Okay, thanks. Yeah, I did see the slide and the increasing exposure. I just wasn't sure if that was gonna change dramatically, as time passes.
Well, in general, the slide also incorporates the growth we have, you know, folding into the plan. We don't forecast added transportation agreements, so over time, we're always looking to augment our portfolio into premium markets. And so I think it is reasonable for you to anticipate there to be small changes to the physical nature of this plan. And of course, every year we're looking to tactically add hedges that add value to the portfolio. So we're not a structural hedger, but we do like to look out the curve and find areas in each of our markets, including our local one, where we can protect exposure, particularly often in the summers. But in general, our view is that 2025 and 2026 are gonna be buoyant gas price markets and likely, you know, offer prices higher than they are today.

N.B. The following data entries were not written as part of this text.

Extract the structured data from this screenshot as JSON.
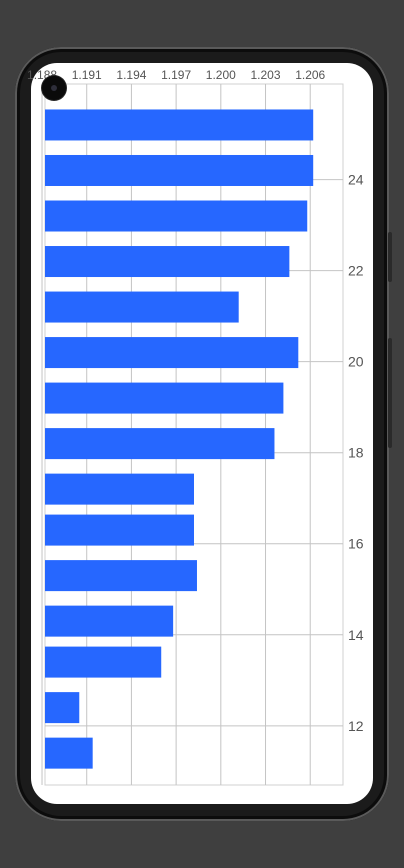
{
  "chart_data": {
    "type": "bar",
    "orientation": "horizontal",
    "title": "",
    "xlabel": "",
    "ylabel": "",
    "x_axis_position": "top",
    "y_axis_position": "right",
    "xlim": [
      1.1882,
      1.2082
    ],
    "ylim": [
      10.7,
      26.1
    ],
    "x_ticks": [
      1.188,
      1.191,
      1.194,
      1.197,
      1.2,
      1.203,
      1.206
    ],
    "x_tick_labels": [
      "1.188",
      "1.191",
      "1.194",
      "1.197",
      "1.200",
      "1.203",
      "1.206"
    ],
    "y_ticks": [
      12,
      14,
      16,
      18,
      20,
      22,
      24
    ],
    "y_tick_labels": [
      "12",
      "14",
      "16",
      "18",
      "20",
      "22",
      "24"
    ],
    "grid": true,
    "bar_color": "#2667ff",
    "bars": [
      {
        "y": 25.2,
        "value": 1.2062
      },
      {
        "y": 24.2,
        "value": 1.2062
      },
      {
        "y": 23.2,
        "value": 1.2058
      },
      {
        "y": 22.2,
        "value": 1.2046
      },
      {
        "y": 21.2,
        "value": 1.2012
      },
      {
        "y": 20.2,
        "value": 1.2052
      },
      {
        "y": 19.2,
        "value": 1.2042
      },
      {
        "y": 18.2,
        "value": 1.2036
      },
      {
        "y": 17.2,
        "value": 1.1982
      },
      {
        "y": 16.3,
        "value": 1.1982
      },
      {
        "y": 15.3,
        "value": 1.1984
      },
      {
        "y": 14.3,
        "value": 1.1968
      },
      {
        "y": 13.4,
        "value": 1.196
      },
      {
        "y": 12.4,
        "value": 1.1905
      },
      {
        "y": 11.4,
        "value": 1.1914
      }
    ]
  }
}
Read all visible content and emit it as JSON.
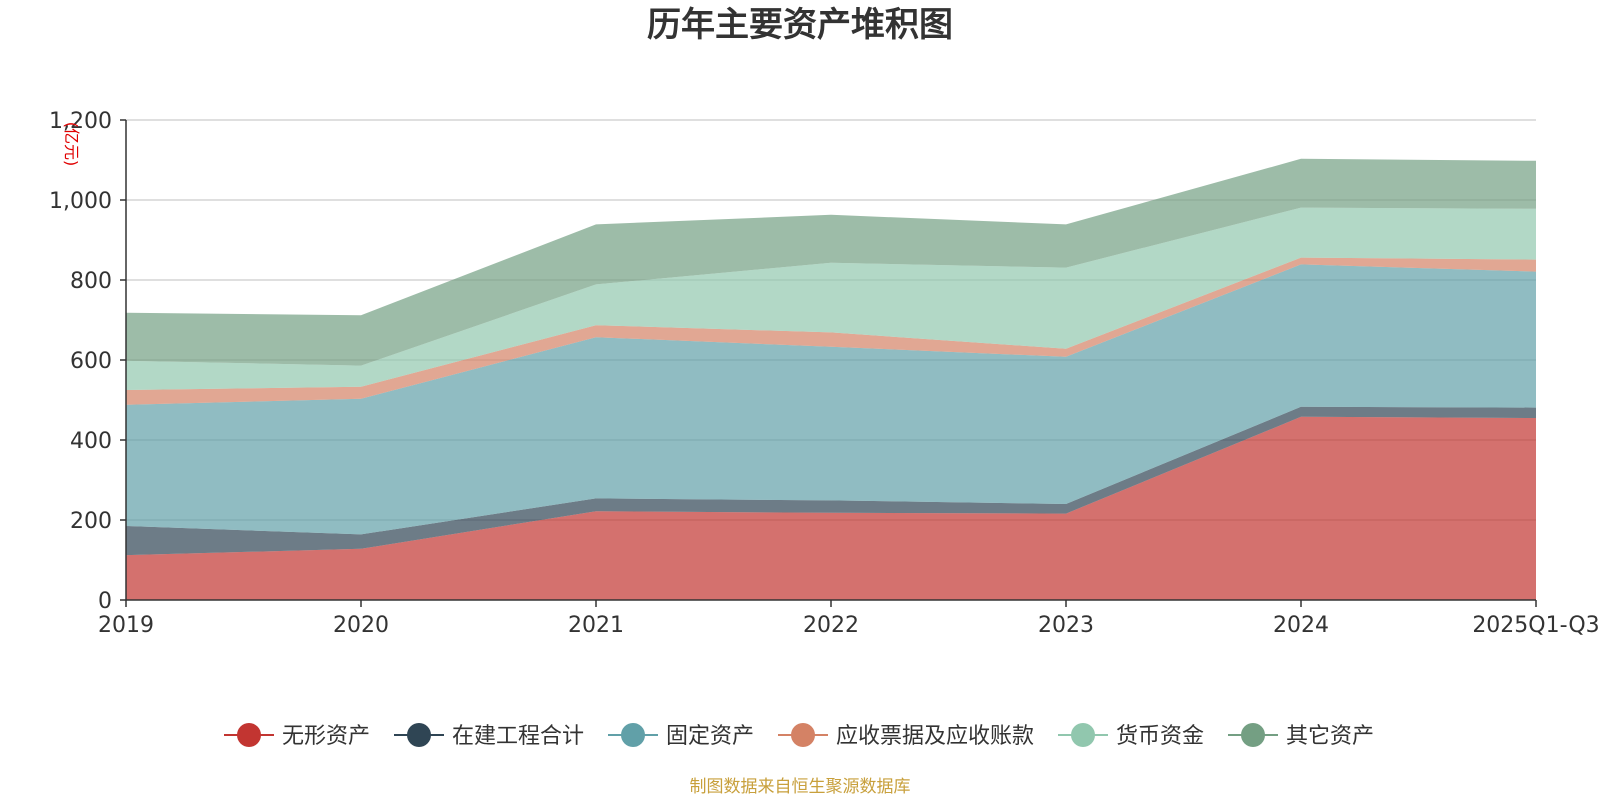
{
  "chart_data": {
    "type": "area",
    "stacked": true,
    "title": "历年主要资产堆积图",
    "unit_label": "(亿元)",
    "categories": [
      "2019",
      "2020",
      "2021",
      "2022",
      "2023",
      "2024",
      "2025Q1-Q3"
    ],
    "ylim": [
      0,
      1200
    ],
    "yticks": [
      0,
      200,
      400,
      600,
      800,
      1000,
      1200
    ],
    "ytick_labels": [
      "0",
      "200",
      "400",
      "600",
      "800",
      "1,000",
      "1,200"
    ],
    "grid": true,
    "legend_position": "bottom",
    "series": [
      {
        "name": "无形资产",
        "color": "#c23531",
        "values": [
          112,
          128,
          222,
          218,
          216,
          458,
          455
        ]
      },
      {
        "name": "在建工程合计",
        "color": "#2f4554",
        "values": [
          73,
          36,
          32,
          31,
          24,
          25,
          26
        ]
      },
      {
        "name": "固定资产",
        "color": "#61a0a8",
        "values": [
          303,
          339,
          403,
          384,
          368,
          356,
          340
        ]
      },
      {
        "name": "应收票据及应收账款",
        "color": "#d48265",
        "values": [
          37,
          30,
          30,
          36,
          20,
          17,
          30
        ]
      },
      {
        "name": "货币资金",
        "color": "#91c7ae",
        "values": [
          73,
          53,
          102,
          174,
          203,
          125,
          127
        ]
      },
      {
        "name": "其它资产",
        "color": "#749f83",
        "values": [
          120,
          126,
          150,
          120,
          108,
          122,
          120
        ]
      }
    ],
    "source": "制图数据来自恒生聚源数据库"
  }
}
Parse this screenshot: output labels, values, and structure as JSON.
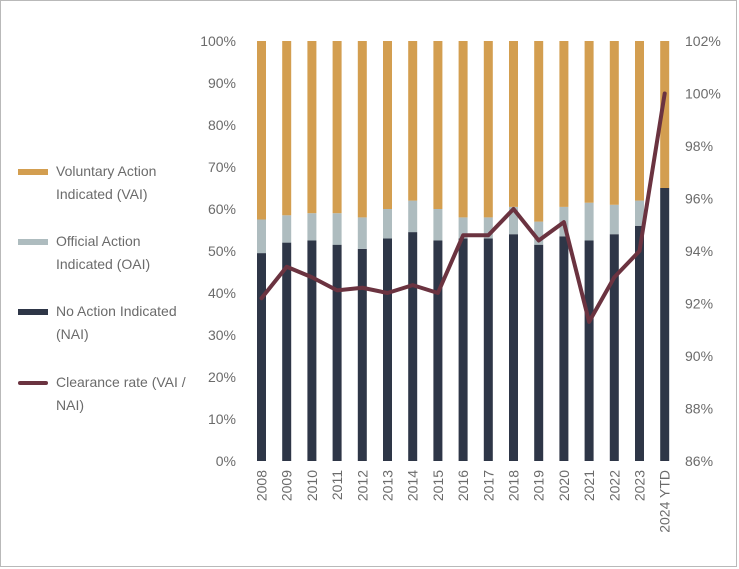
{
  "chart_data": {
    "type": "bar",
    "stacked": true,
    "categories": [
      "2008",
      "2009",
      "2010",
      "2011",
      "2012",
      "2013",
      "2014",
      "2015",
      "2016",
      "2017",
      "2018",
      "2019",
      "2020",
      "2021",
      "2022",
      "2023",
      "2024 YTD"
    ],
    "series": [
      {
        "name": "No Action Indicated (NAI)",
        "color": "#2e3647",
        "values": [
          49.5,
          52,
          52.5,
          51.5,
          50.5,
          53,
          54.5,
          52.5,
          53,
          53,
          54,
          51.5,
          53.5,
          52.5,
          54,
          56,
          65
        ]
      },
      {
        "name": "Official Action Indicated (OAI)",
        "color": "#aebcbf",
        "values": [
          8,
          6.5,
          6.5,
          7.5,
          7.5,
          7,
          7.5,
          7.5,
          5,
          5,
          6.5,
          5.5,
          7,
          9,
          7,
          6,
          0
        ]
      },
      {
        "name": "Voluntary Action Indicated (VAI)",
        "color": "#d39e50",
        "values": [
          42.5,
          41.5,
          41,
          41,
          42,
          40,
          38,
          40,
          42,
          42,
          39.5,
          43,
          39.5,
          38.5,
          39,
          38,
          35
        ]
      }
    ],
    "line_series": {
      "name": "Clearance rate (VAI / NAI)",
      "color": "#6b3340",
      "axis": "right",
      "values": [
        92.2,
        93.4,
        93.0,
        92.5,
        92.6,
        92.4,
        92.7,
        92.4,
        94.6,
        94.6,
        95.6,
        94.4,
        95.1,
        91.3,
        93.0,
        94.0,
        100.0
      ]
    },
    "y_left": {
      "min": 0,
      "max": 100,
      "step": 10,
      "tick_labels": [
        "0%",
        "10%",
        "20%",
        "30%",
        "40%",
        "50%",
        "60%",
        "70%",
        "80%",
        "90%",
        "100%"
      ]
    },
    "y_right": {
      "min": 86,
      "max": 102,
      "step": 2,
      "tick_labels": [
        "86%",
        "88%",
        "90%",
        "92%",
        "94%",
        "96%",
        "98%",
        "100%",
        "102%"
      ]
    },
    "legend": {
      "position": "left",
      "items": [
        {
          "lines": [
            "Voluntary Action",
            "Indicated (VAI)"
          ],
          "color": "#d39e50",
          "kind": "bar"
        },
        {
          "lines": [
            "Official Action",
            "Indicated (OAI)"
          ],
          "color": "#aebcbf",
          "kind": "bar"
        },
        {
          "lines": [
            "No Action Indicated",
            "(NAI)"
          ],
          "color": "#2e3647",
          "kind": "bar"
        },
        {
          "lines": [
            "Clearance rate (VAI /",
            "NAI)"
          ],
          "color": "#6b3340",
          "kind": "line"
        }
      ]
    },
    "grid": false
  }
}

I don't think we're that aggressive on looking at locking in any of the pricing in 2025, 2026 at the current time.
Okay, great. Thanks for that. Thanks, Mike.
Thank you.
There are no further questions at this time. I would like to turn it back to Jamie Heard for further remarks.
Yeah, we thank you all for dialing in today and joining us on this conference call, and we hope you have a good rest of your day. Thanks.
Thank you, presenters and ladies and gentlemen, this concludes today's conference call. Thank you for participating. You may now disconnect.